Kosovo Voters Look To Put Europe’s Newest Country Back On Track

Kosovo Voters Look To Put Europe’s Newest Country Back On Track

Voters in Kosovo are voting in an early parliamentary election, looking to end months of political instability and elect a government that will jumpstart job growth while solidifying the country’s path toward European integration.

The June 11 election, the third vote since Kosovo declared independence from Serbia in 2008, was triggered about a year earlier than scheduled after Prime Minister Isa Mustafa’s government lost a no-confidence vote in parliament.

Many of Kosovo’s 1.8 million inhabitants blame politicians from all sides for a stubbornly high unemployment rate that hovers around one-third of the workforce despite solid economic expansion of about 4 percent annually in one of the poorest countries in Europe.

Other key priorities the next government faces include establishing better control over privatization and creating a functioning war crimes court and prosecution office, which would start the process of sidelining wartime leaders from political and public life.

Yet the biggest issues surrounding the vote are a pair of agreements signed in 2015: one setting the border with Montenegro and another with Serbia that increases powers held by ethnic Serbs in Kosovo.

Those issues have helped stalled reforms in the legislature and angered the electorate in a country where about one-third of the population is under the age of 15.

“For more than a year we didn’t have a functional government, and now I don’t trust them,” said Islam Fehmiu, a retiree from the capital, Pristina.

“Parliament couldn’t finish its sessions. I have very low hopes. The preelection coalitions are looking out only for their own interests and I absolutely think they won’t solve ongoing issues such as border demarcation with Montenegro,” Fehmiu added.

After casting her ballot in Pristina, the president of the Central Election Commission, Valdete Daka, called on citizens to use their right to vote and urged political party monitors “not to misuse their position.”

“We have to show the world that we know how to organize the elections,” Daka said

Nearly 30,000 domestic and international observes will overlook the voting process. Daka said the OSCE Mission in Kosovo had dispatched around 200 adviseors to polling stations in the Serb-dominated northern part of Kosovo. A total of 19 parties, five coalitions, and backers of two citizens’ initiatives are running in the election.

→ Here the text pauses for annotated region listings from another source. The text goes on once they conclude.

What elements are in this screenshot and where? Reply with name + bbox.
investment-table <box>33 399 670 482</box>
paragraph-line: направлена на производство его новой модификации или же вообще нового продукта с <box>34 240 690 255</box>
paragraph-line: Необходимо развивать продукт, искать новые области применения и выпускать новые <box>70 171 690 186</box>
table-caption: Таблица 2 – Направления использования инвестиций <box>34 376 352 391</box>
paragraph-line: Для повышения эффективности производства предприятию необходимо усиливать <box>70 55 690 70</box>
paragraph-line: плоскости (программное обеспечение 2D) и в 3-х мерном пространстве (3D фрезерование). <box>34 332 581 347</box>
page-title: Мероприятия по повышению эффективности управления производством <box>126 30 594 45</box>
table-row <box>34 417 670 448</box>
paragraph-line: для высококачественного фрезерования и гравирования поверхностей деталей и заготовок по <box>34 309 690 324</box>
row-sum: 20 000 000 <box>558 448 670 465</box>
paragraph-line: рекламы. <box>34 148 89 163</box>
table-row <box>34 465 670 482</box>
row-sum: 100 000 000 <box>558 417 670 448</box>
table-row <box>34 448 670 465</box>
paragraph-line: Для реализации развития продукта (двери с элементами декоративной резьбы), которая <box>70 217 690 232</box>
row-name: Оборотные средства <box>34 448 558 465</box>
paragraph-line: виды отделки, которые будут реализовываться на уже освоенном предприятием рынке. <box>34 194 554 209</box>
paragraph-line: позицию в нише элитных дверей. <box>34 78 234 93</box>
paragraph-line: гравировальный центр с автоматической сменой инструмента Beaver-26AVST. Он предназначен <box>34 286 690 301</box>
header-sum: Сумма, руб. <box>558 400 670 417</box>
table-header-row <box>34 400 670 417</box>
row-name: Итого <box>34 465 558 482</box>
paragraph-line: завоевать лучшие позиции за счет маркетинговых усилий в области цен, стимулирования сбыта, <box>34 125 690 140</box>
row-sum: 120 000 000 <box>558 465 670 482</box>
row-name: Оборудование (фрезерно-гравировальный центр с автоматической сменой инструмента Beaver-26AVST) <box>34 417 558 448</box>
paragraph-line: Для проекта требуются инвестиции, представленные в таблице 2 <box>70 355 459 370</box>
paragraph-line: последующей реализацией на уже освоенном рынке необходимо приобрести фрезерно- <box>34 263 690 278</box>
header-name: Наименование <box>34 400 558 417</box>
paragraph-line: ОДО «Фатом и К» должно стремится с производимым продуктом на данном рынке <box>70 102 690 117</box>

Of the 120 seats in parliament, 20 are reserved for ethnic Serbs and other minorities.

Opinion polls show two coalitions — the Self-Determination Movement and a coalition built around the Democratic League of Kosovo (LDK) and the Democratic Party of Kosovo (PDK) — are likely to top the polls, once again setting up potentially tricky talks on forming a government.

In 2014, a six-month stalemate between the two largest parties ensued until they formed a grand coalition that was considered a failure as the country stagnated.

With the number of undecided voters at about 30 percent, last-minute decisions by those voters and from the country’s diaspora will have the major say in determining the next government for the four-year term.

“Hopefully, they can form a government faster than the last time and they can work at addressing all the issues which are relevant for a European perspective and to get a credible track record on this,” EU Commissioner for Enlargement Johannes Hahn told RFE/RL in Brussels.

While there have been some rumblings of electoral dirty tricks, the campaign has been devoid of any major scandals or incidents, in a marked departure from other recent elections in the Balkans.

When Mustafa’s government collapsed, concern swelled that the kind of political upheaval that dotted the region — fueled by nationalist sentiment that sparked fears of an outbreak of violence — would engulf Kosovo, which as Europe’s newest country has struggled to establish a stable democracy.

Those tensions were brought up again on June 9 when former Finance Minister Avdullah Hoti, a candidate for prime minister from the LDK, told The Telegraph newspaper that if the country’s relationship with its allies deteriorates, “it will be much easier for those who wish to destabilize the region.”

“The Western Balkans has been compared in the past, not inaccurately, to a powder keg — a spark anywhere could harm us all,” said Hoti, a 42-year-old economist who has been nicknamed “Kosovo’s Macron.”

Kosovo broke with Serbia in 1999 after NATO bombing halted a campaign of ethnic cleansing directed against ethnic Albanians by Serbian forces trying to stamp out a two-year insurgency. Its independence has been recognized by more than 100 countries, including Western powers, but not by Serbia, Russia, or several EU members including Spain.